The difference between harmless REM breathing and a real problem comes down to timing, effort, and what the rest of the body is doing. Normal fast breathing during sleep comes in short bursts, requires no visible effort, and stops on its own. Problematic breathing looks different in several ways:

  • Sustained fast breathing that doesn’t slow down. If the rate stays elevated for many minutes after your puppy shifts out of a dreaming phase, or stays high when they’re awake and at rest, something else may be going on.
  • Visible effort. Watch for exaggerated belly movements, flared nostrils, or the skin between the ribs pulling inward with each breath. These are signs your puppy is working harder than normal to get air.
  • Changes in gum color. Healthy gums are pink. Gums that look pale, white, bluish, or gray suggest the body isn’t getting enough oxygen or has too few red blood cells.
  • Coughing, gagging, or wheezing while awake. Fast sleep breathing paired with respiratory symptoms during waking hours could indicate an infection like pneumonia, kennel cough, or an underlying heart condition.
  • Loss of appetite, lethargy, or reluctance to play. A puppy who breathes fast during sleep and also seems generally unwell is telling you something different from a puppy who breathes fast during a dream and then bounces up ready to play.

Medical causes of persistently fast breathing in puppies include respiratory infections, congenital heart defects, anemia (low red blood cell count), fluid around the lungs, parasites, and airway abnormalities. Pain and anxiety can also increase breathing rate. These conditions produce breathing changes that persist beyond sleep and usually come with other symptoms you can spot during the day.

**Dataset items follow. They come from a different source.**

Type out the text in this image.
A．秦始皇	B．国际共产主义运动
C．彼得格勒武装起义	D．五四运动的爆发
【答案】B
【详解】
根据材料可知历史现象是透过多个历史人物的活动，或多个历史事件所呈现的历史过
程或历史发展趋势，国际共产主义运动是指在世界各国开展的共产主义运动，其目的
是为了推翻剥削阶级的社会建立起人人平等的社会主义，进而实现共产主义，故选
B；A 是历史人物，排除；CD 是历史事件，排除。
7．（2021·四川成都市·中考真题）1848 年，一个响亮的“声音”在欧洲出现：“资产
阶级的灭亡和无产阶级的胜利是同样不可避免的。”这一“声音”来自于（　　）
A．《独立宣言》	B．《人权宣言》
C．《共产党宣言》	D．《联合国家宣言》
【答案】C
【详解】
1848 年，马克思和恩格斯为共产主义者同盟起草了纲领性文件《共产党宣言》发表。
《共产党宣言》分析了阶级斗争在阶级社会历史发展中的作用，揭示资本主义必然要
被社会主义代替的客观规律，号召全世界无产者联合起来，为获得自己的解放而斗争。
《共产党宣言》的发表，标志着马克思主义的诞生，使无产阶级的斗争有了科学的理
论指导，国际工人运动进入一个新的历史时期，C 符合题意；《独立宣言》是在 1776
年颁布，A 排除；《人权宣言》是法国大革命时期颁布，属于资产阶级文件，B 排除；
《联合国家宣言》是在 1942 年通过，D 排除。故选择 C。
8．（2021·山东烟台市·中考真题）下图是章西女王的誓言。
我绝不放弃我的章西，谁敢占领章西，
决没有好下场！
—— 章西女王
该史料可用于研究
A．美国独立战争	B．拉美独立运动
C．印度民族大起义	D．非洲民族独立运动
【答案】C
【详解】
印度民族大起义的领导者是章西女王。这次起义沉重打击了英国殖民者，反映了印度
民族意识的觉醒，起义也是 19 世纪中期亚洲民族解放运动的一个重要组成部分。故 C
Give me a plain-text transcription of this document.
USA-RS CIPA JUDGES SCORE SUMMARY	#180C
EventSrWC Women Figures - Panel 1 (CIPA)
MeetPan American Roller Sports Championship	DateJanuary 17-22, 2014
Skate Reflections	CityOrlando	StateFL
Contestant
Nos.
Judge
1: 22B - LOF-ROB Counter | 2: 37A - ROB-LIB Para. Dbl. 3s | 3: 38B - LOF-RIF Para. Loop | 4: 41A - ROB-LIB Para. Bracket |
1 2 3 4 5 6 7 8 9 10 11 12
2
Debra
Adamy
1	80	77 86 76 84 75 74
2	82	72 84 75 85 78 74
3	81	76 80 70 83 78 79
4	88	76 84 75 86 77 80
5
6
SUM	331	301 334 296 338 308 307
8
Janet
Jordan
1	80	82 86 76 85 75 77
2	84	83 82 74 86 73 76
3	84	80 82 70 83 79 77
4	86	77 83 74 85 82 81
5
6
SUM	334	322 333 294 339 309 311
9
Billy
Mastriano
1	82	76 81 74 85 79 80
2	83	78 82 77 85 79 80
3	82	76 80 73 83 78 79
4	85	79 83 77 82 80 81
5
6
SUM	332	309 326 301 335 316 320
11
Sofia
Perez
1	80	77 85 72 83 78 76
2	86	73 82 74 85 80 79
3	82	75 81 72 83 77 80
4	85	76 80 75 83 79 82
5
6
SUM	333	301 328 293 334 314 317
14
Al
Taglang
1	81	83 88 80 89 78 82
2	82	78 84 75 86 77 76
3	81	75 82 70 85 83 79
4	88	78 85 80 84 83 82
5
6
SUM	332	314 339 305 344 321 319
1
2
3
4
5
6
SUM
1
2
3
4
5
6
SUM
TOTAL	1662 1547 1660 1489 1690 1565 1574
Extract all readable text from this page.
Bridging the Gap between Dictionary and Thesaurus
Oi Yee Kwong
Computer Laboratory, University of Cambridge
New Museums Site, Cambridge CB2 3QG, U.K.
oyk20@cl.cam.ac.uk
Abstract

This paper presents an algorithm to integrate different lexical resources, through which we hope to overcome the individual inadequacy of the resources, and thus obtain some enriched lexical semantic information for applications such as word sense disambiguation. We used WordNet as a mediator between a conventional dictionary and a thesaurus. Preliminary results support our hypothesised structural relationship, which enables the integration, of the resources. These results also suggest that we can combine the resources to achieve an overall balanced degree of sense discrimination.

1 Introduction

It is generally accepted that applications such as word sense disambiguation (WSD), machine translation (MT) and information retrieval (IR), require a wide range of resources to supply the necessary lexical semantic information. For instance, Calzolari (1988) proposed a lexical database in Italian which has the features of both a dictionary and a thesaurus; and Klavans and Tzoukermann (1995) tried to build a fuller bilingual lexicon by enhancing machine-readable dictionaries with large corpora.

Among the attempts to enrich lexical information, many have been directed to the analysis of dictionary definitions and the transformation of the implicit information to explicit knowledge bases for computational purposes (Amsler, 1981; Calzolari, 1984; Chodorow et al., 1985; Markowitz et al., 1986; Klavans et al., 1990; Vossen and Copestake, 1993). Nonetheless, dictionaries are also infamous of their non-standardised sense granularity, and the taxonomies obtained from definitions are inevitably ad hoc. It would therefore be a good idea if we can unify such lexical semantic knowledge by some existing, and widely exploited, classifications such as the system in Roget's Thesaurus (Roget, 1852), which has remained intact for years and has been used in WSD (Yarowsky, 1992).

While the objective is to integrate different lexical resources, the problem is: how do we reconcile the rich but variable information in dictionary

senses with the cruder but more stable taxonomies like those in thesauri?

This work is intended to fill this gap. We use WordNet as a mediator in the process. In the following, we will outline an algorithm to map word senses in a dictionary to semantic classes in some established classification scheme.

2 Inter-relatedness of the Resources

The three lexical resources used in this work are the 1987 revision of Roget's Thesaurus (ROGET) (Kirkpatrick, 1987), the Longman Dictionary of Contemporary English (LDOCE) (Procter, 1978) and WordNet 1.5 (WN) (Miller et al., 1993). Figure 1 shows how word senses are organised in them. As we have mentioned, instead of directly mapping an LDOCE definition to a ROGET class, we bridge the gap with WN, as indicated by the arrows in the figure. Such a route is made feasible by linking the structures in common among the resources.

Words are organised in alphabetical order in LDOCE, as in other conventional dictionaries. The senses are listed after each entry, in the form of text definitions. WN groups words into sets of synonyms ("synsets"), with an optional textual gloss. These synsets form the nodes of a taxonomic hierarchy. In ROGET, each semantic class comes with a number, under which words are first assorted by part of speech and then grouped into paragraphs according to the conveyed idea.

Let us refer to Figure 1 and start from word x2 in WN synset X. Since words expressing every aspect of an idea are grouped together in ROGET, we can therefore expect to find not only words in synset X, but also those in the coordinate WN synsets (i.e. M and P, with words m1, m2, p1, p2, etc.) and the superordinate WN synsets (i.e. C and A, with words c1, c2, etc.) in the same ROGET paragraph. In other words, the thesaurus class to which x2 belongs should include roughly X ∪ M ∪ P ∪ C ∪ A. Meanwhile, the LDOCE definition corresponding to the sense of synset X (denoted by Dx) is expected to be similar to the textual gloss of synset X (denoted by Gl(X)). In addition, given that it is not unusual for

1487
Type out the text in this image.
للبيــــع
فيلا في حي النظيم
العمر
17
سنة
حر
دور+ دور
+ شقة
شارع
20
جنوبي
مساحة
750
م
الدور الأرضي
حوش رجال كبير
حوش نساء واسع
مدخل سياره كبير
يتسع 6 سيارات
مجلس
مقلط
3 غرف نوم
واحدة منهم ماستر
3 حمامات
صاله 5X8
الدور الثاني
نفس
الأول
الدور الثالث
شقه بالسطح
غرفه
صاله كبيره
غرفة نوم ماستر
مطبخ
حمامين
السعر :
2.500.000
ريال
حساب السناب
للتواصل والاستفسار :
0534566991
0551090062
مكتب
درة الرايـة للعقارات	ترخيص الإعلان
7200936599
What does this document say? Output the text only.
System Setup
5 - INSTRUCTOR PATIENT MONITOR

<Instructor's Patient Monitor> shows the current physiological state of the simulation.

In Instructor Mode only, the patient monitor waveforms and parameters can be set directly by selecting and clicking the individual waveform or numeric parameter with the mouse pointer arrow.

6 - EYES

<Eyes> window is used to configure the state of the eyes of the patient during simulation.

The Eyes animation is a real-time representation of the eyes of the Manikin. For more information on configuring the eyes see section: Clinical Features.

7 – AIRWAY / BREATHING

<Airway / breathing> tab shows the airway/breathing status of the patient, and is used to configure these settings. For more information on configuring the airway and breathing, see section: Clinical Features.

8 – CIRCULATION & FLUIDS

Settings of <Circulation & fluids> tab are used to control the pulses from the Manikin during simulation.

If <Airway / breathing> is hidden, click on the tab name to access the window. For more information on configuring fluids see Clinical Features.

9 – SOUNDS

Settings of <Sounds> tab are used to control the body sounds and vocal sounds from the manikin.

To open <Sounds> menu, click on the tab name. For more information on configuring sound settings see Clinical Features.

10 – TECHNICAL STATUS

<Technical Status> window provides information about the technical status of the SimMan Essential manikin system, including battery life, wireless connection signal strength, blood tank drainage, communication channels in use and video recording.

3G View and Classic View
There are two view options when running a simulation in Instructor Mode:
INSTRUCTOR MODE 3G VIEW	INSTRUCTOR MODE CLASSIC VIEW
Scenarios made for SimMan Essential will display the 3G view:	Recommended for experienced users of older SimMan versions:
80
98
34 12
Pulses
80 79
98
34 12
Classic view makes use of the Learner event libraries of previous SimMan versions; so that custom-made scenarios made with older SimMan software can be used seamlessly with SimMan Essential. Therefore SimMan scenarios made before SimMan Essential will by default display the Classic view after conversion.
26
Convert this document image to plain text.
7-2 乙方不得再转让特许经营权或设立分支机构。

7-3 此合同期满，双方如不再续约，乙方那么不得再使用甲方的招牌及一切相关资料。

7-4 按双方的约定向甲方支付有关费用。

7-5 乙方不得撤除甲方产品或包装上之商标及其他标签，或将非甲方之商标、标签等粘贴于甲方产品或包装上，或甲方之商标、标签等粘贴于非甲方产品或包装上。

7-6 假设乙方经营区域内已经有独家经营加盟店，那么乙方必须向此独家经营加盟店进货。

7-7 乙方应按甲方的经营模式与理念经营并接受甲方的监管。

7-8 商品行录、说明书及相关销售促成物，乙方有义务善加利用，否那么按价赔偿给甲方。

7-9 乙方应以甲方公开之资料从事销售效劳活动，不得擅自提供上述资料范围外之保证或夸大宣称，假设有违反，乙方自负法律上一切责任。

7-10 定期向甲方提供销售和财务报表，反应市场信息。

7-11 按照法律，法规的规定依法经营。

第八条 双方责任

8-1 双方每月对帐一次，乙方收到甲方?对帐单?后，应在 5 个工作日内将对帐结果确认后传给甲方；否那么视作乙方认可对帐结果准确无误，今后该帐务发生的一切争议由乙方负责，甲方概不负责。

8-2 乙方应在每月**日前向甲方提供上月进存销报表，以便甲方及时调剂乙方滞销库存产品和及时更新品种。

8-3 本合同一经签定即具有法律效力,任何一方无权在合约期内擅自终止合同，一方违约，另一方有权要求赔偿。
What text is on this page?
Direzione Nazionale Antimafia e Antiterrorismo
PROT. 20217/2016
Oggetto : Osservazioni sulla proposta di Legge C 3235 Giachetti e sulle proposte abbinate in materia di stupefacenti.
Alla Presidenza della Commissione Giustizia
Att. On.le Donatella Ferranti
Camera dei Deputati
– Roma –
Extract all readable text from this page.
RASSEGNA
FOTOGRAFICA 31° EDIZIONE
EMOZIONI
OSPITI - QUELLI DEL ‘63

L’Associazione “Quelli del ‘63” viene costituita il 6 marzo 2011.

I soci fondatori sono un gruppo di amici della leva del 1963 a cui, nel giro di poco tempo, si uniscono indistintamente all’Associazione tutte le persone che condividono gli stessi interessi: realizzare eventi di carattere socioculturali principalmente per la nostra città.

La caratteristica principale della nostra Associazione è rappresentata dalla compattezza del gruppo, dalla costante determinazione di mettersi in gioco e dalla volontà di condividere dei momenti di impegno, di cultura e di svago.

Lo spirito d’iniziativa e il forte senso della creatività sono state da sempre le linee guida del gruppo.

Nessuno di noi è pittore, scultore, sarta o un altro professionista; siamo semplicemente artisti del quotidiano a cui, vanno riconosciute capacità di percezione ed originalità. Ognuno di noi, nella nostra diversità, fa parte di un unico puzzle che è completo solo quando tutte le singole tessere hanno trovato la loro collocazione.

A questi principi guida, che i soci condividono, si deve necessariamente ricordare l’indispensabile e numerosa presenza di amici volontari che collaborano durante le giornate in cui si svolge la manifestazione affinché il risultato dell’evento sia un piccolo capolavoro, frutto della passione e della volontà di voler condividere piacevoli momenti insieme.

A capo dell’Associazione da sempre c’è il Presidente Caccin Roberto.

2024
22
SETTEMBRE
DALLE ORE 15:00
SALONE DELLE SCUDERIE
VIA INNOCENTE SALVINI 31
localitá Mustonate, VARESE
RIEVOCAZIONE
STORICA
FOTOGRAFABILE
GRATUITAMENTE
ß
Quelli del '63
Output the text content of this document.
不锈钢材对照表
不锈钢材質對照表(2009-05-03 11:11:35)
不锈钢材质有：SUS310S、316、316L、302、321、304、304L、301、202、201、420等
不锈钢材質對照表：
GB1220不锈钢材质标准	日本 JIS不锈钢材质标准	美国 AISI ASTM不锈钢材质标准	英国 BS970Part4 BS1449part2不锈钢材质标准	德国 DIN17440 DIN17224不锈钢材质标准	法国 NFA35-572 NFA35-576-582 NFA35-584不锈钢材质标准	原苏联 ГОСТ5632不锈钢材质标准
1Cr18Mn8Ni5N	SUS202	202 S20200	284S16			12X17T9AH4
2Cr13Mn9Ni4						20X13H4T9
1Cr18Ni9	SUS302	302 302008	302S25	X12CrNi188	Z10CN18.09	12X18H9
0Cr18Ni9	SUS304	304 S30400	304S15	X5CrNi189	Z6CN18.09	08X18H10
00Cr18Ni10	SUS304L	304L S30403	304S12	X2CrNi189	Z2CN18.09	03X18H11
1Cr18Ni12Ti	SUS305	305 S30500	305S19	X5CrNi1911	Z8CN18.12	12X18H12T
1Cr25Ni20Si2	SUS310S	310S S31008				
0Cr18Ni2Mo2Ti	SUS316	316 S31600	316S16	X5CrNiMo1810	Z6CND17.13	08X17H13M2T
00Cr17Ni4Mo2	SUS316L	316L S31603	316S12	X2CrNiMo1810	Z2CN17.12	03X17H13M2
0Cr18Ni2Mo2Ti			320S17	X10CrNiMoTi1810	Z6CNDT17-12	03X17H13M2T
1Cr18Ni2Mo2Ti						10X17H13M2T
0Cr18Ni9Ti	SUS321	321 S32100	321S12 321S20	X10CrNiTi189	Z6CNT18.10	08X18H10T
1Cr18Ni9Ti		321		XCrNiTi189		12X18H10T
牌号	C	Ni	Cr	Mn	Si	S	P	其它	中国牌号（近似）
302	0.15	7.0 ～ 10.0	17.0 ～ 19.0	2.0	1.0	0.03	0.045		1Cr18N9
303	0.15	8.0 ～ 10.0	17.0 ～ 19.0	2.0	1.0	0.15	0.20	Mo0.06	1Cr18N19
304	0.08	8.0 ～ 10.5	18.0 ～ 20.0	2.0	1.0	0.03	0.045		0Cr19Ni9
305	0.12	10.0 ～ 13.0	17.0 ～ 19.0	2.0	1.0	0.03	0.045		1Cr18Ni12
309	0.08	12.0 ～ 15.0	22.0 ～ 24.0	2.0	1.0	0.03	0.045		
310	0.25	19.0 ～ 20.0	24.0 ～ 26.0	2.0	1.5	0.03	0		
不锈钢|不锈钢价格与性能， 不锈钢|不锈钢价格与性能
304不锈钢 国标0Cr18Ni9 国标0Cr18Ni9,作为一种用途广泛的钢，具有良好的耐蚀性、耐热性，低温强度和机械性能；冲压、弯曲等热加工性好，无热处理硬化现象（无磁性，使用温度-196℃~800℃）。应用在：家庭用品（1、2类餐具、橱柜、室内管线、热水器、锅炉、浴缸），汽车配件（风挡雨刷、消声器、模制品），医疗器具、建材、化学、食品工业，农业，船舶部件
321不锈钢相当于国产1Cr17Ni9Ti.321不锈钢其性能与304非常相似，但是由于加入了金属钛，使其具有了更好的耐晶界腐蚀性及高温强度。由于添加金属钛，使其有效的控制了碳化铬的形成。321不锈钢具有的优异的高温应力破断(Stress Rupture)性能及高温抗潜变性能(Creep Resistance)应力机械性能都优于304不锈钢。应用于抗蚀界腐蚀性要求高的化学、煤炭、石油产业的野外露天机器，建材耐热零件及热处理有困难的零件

What You’re Probably Seeing

Most puppies who breathe fast during sleep are simply dreaming. Their developing brains spend extra time in REM, which means more twitching, more irregular breathing, and more moments where a new puppy owner glances over and thinks something is wrong. If your puppy wakes up normally, plays with energy, eats well, and breathes calmly when resting quietly, those fast-breathing episodes during sleep are just a normal part of being a puppy. They tend to become less dramatic as your dog matures and spends less total time in REM sleep.